As far as I remember our 03 only had an air intake and grill on the inside behind the seat, the noise is the unit when at high power thats how they are, when on low they are less noisy.


----------



## erneboy

Bump again. Andysam please read my post a couple back, Alan.


----------



## Andysam

Just seen it, thanks Al.

Having read the manual the fan speed is NOT adjustable it is the temperature that is, the fan kicks in when needed to distribute the air.

Al, my heater is underneath the van (as it was on my Autocruise). I've previously installed a propex and that drew air from outside, I haven't looked closely at the Eber yet.


----------



## erneboy

Ah, I see Andysam. I must have posted pics for the wrong models then. Oh well better safe than sorry, Alan.


----------



## Vicky

*Digital Controller for eberspacher*

We have a Flash S3 which is a smaller version of the 03 and have the same heater fitted.

We have always found it noisy as the heater tries to reach temperature

What we have found is that the heater goes full pelt to reach temperature and then fails to come back on when the temperature drops.
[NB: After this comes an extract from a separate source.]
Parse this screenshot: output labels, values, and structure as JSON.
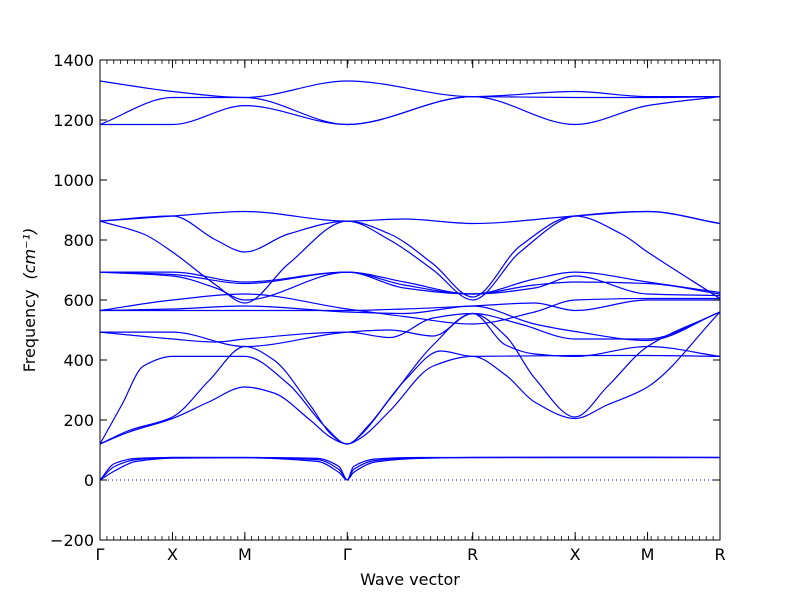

We have now had the dial controller changed for a digital controller, fantastic as we can now set a temperature acurately and do not seem to get the extremes of temperature, very reliable.  well worth considering, we had ours changed by Colchester Fuel Injection, a very helpfull company.


----------



## Andysam

Cheers Vicks. Already had mine changed to the 7 day digi timer  The heater is working so this is a long way down my list to resolve :lol: One day :!:


----------



## nipperdin

*Eberspacher Airtronic Forum*

When the internal electronic control unit went on our Eberspacher D4 it was replaced by
Krueger Ltd
Unit 16
Queensway
Stem Lane Industrial Estate
New Milton
Hants

01425 619869

They were very helpful.
The Caravan Club New Centenary site is fairly near if you need to stay overnight.


----------